I won't even attempt to summarize the complicated premise of EMBASSYTOWN. The novel is a bit slow to start, and the characters aren't deeply drawn--especially the protagonist, who is more a narrative device than a real character (rather like the vestigial narrators in some 19th century Russian novels, who serve principally as camera eyes to reveal the doings of others). I also have some misgivings about the premise--for instance, if the Ariekei's unique language doesn't allow for abstraction, how could they ever have conceived of the need for similes?

But these are quibbles.

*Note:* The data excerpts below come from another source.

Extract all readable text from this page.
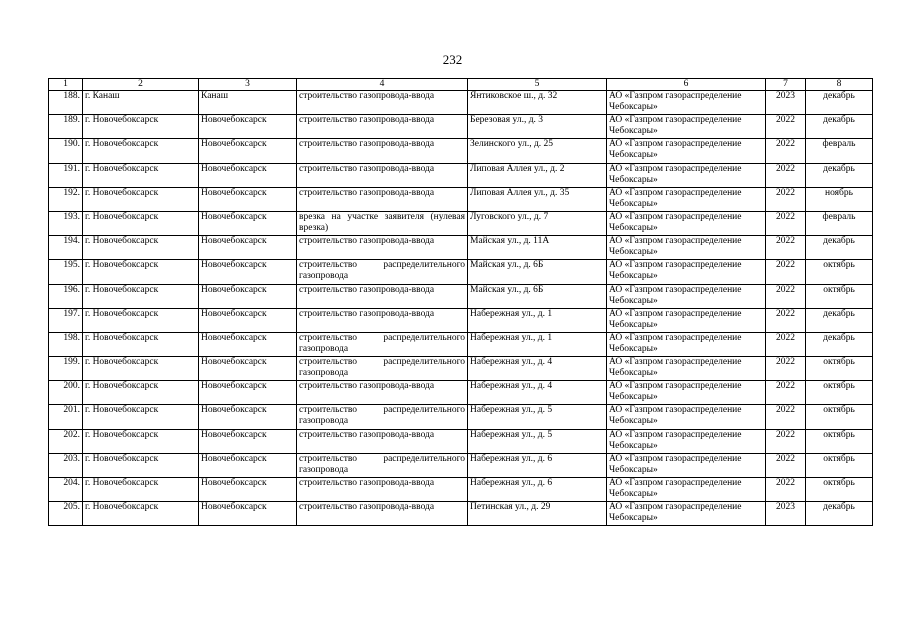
232
1	2	3	4	5	6	7	8
188.	г. Канаш	Канаш	строительство газопровода-ввода	Янтиковское ш., д. 32	АО «Газпром газораспределение Чебоксары»	2023	декабрь
189.	г. Новочебоксарск	Новочебоксарск	строительство газопровода-ввода	Березовая ул., д. 3	АО «Газпром газораспределение Чебоксары»	2022	декабрь
190.	г. Новочебоксарск	Новочебоксарск	строительство газопровода-ввода	Зелинского ул., д. 25	АО «Газпром газораспределение Чебоксары»	2022	февраль
191.	г. Новочебоксарск	Новочебоксарск	строительство газопровода-ввода	Липовая Аллея ул., д. 2	АО «Газпром газораспределение Чебоксары»	2022	декабрь
192.	г. Новочебоксарск	Новочебоксарск	строительство газопровода-ввода	Липовая Аллея ул., д. 35	АО «Газпром газораспределение Чебоксары»	2022	ноябрь
193.	г. Новочебоксарск	Новочебоксарск	врезка на участке заявителя (нулевая врезка)	Луговского ул., д. 7	АО «Газпром газораспределение Чебоксары»	2022	февраль
194.	г. Новочебоксарск	Новочебоксарск	строительство газопровода-ввода	Майская ул., д. 11А	АО «Газпром газораспределение Чебоксары»	2022	декабрь
195.	г. Новочебоксарск	Новочебоксарск	строительство распределительного газопровода	Майская ул., д. 6Б	АО «Газпром газораспределение Чебоксары»	2022	октябрь
196.	г. Новочебоксарск	Новочебоксарск	строительство газопровода-ввода	Майская ул., д. 6Б	АО «Газпром газораспределение Чебоксары»	2022	октябрь
197.	г. Новочебоксарск	Новочебоксарск	строительство газопровода-ввода	Набережная ул., д. 1	АО «Газпром газораспределение Чебоксары»	2022	декабрь
198.	г. Новочебоксарск	Новочебоксарск	строительство распределительного газопровода	Набережная ул., д. 1	АО «Газпром газораспределение Чебоксары»	2022	декабрь
199.	г. Новочебоксарск	Новочебоксарск	строительство распределительного газопровода	Набережная ул., д. 4	АО «Газпром газораспределение Чебоксары»	2022	октябрь
200.	г. Новочебоксарск	Новочебоксарск	строительство газопровода-ввода	Набережная ул., д. 4	АО «Газпром газораспределение Чебоксары»	2022	октябрь
201.	г. Новочебоксарск	Новочебоксарск	строительство распределительного газопровода	Набережная ул., д. 5	АО «Газпром газораспределение Чебоксары»	2022	октябрь
202.	г. Новочебоксарск	Новочебоксарск	строительство газопровода-ввода	Набережная ул., д. 5	АО «Газпром газораспределение Чебоксары»	2022	октябрь
203.	г. Новочебоксарск	Новочебоксарск	строительство распределительного газопровода	Набережная ул., д. 6	АО «Газпром газораспределение Чебоксары»	2022	октябрь
204.	г. Новочебоксарск	Новочебоксарск	строительство газопровода-ввода	Набережная ул., д. 6	АО «Газпром газораспределение Чебоксары»	2022	октябрь
205.	г. Новочебоксарск	Новочебоксарск	строительство газопровода-ввода	Петинская ул., д. 29	АО «Газпром газораспределение Чебоксары»	2023	декабрь
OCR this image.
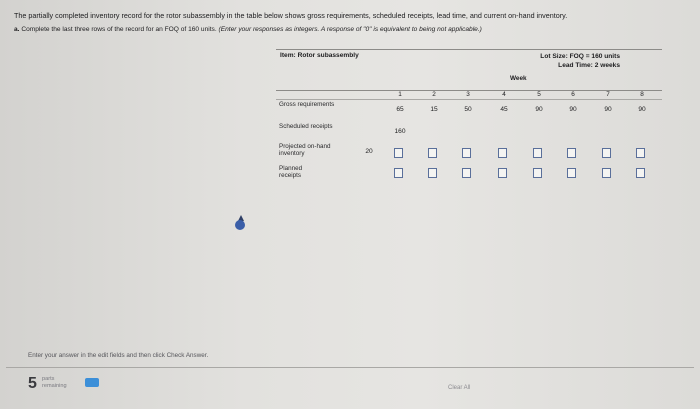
The partially completed inventory record for the rotor subassembly in the table below shows gross requirements, scheduled receipts, lead time, and current on-hand inventory.
a. Complete the last three rows of the record for an FOQ of 160 units. (Enter your responses as integers. A response of "0" is equivalent to being not applicable.)
Item: Rotor subassembly	Lot Size: FOQ = 160 units
Lead Time: 2 weeks
Week
1	2	3	4	5	6	7	8
Gross requirements
65	15	50	45	90	90	90	90
Scheduled receipts
160
Projected on-hand inventory	20
Planned receipts
Enter your answer in the edit fields and then click Check Answer.
5 parts
remaining	Clear All
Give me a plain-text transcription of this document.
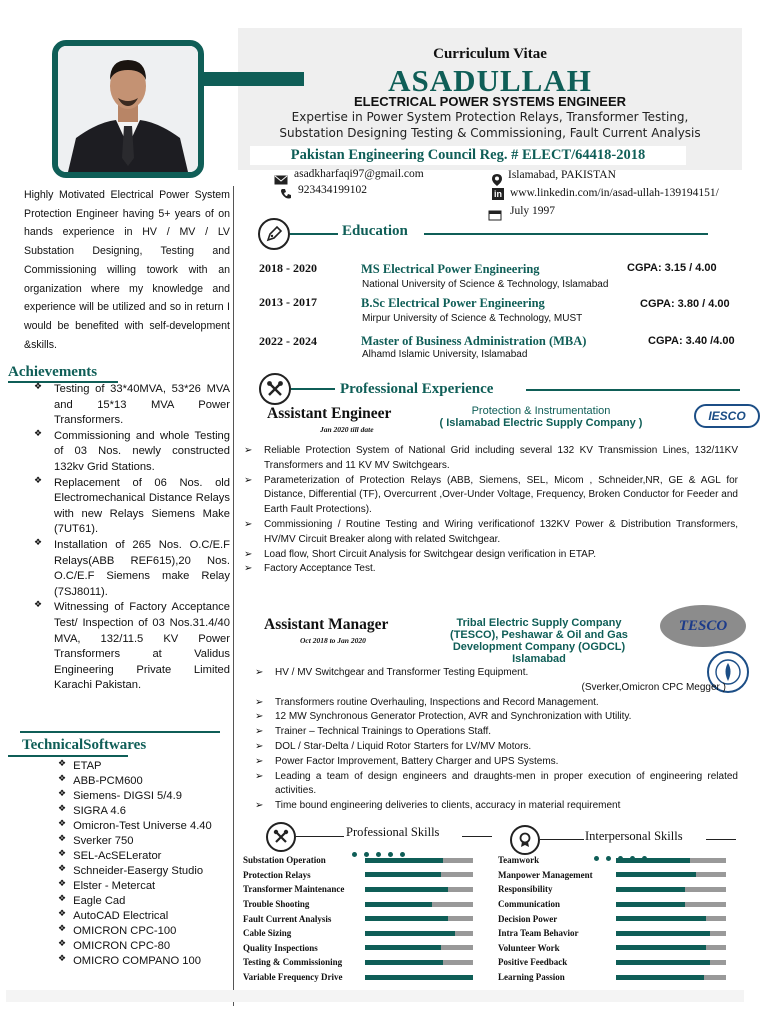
Curriculum Vitae
ASADULLAH
ELECTRICAL POWER SYSTEMS ENGINEER
Expertise in Power System Protection Relays, Transformer Testing,
Substation Designing Testing & Commissioning, Fault Current Analysis
Pakistan Engineering Council Reg. # ELECT/64418-2018
asadkharfaqi97@gmail.com
923434199102
Islamabad, PAKISTAN
in www.linkedin.com/in/asad-ullah-139194151/
July 1997
Highly Motivated Electrical Power System Protection Engineer having 5+ years of on hands experience in HV / MV / LV Substation Designing, Testing and Commissioning willing towork with an organization where my knowledge and experience will be utilized and so in return I would be benefited with self-development &skills.
Achievements
❖	Testing of 33*40MVA, 53*26 MVA and 15*13 MVA Power Transformers.
❖	Commissioning and whole Testing of 03 Nos. newly constructed 132kv Grid Stations.
❖	Replacement of 06 Nos. old Electromechanical Distance Relays with new Relays Siemens Make (7UT61).
❖	Installation of 265 Nos. O.C/E.F Relays(ABB REF615),20 Nos. O.C/E.F Siemens make Relay (7SJ8011).
❖	Witnessing of Factory Acceptance Test/ Inspection of 03 Nos.31.4/40 MVA, 132/11.5 KV Power Transformers at Validus Engineering Private Limited Karachi Pakistan.
TechnicalSoftwares
❖ ETAP
❖ ABB-PCM600
❖ Siemens- DIGSI 5/4.9
❖ SIGRA 4.6
❖ Omicron-Test Universe 4.40
❖ Sverker 750
❖ SEL-AcSELerator
❖ Schneider-Easergy Studio
❖ Elster - Metercat
❖ Eagle Cad
❖ AutoCAD Electrical
❖ OMICRON CPC-100
❖ OMICRON CPC-80
❖ OMICRO COMPANO 100
Education
2018 - 2020	MS Electrical Power Engineering	CGPA: 3.15 / 4.00
National University of Science & Technology, Islamabad
2013 - 2017	B.Sc Electrical Power Engineering	CGPA: 3.80 / 4.00
Mirpur University of Science & Technology, MUST
2022 - 2024	Master of Business Administration (MBA)	CGPA: 3.40 /4.00
Alhamd Islamic University, Islamabad
Professional Experience
Assistant Engineer
Jan 2020 till date
Protection & Instrumentation
( Islamabad Electric Supply Company )	IESCO
➢	Reliable Protection System of National Grid including several 132 KV Transmission Lines, 132/11KV Transformers and 11 KV MV Switchgears.
➢	Parameterization of Protection Relays (ABB, Siemens, SEL, Micom , Schneider,NR, GE & AGL for Distance, Differential (TF), Overcurrent ,Over-Under Voltage, Frequency, Broken Conductor for Feeder and Earth Fault Protections).
➢	Commissioning / Routine Testing and Wiring verificationof 132KV Power & Distribution Transformers, HV/MV Circuit Breaker along with related Switchgear.
➢	Load flow, Short Circuit Analysis for Switchgear design verification in ETAP.
➢	Factory Acceptance Test.
Assistant Manager
Oct 2018 to Jan 2020
Tribal Electric Supply Company
(TESCO), Peshawar & Oil and Gas
Development Company (OGDCL)
Islamabad
TESCO
➢	HV / MV Switchgear and Transformer Testing Equipment.
(Sverker,Omicron CPC Megger )
➢	Transformers routine Overhauling, Inspections and Record Management.
➢	12 MW Synchronous Generator Protection, AVR and Synchronization with Utility.
➢	Trainer – Technical Trainings to Operations Staff.
➢	DOL / Star-Delta / Liquid Rotor Starters for LV/MV Motors.
➢	Power Factor Improvement, Battery Charger and UPS Systems.
➢	Leading a team of design engineers and draughts-men in proper execution of engineering related activities.
➢	Time bound engineering deliveries to clients, accuracy in material requirement
Professional Skills
Substation Operation
Protection Relays
Transformer Maintenance
Trouble Shooting
Fault Current Analysis
Cable Sizing
Quality Inspections
Testing & Commissioning
Variable Frequency Drive
Interpersonal Skills
Teamwork
Manpower Management
Responsibility
Communication
Decision Power
Intra Team Behavior
Volunteer Work
Positive Feedback
Learning Passion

Overall, EMBASSYTOWN is a beautifully written, profoundly original, intellectually challenging, and completely immersive novel that demonstrates yet again that China Mieville is one of the finest writers currently working in any genre.

I was strongly reminded of Ursula Le Guin's THE DISPOSSESSED--not because of any similarities of style or content, but because EMBASSYTOWN too is a novel built around an intellectual exercise--in this case, the nature of language and the way in which language shapes, and limits, thought, cognition, and culture. But while THE DISPOSSESSED, fascinating as it is, never quite lets you forget that it's a thought experiment, EMBASSYTOWN ultimately reaches beyond the dry territory of intellectual exercise, and achieves true tragic scope.

I don't often give five stars, but EMBASSYTOWN merits them and more. Also recommended: Mieville's THE CITY AND THE CITY--also an intellectual exercise that breaks through its rigor to seize hold of the emotions and haunt the reader long after it's finished.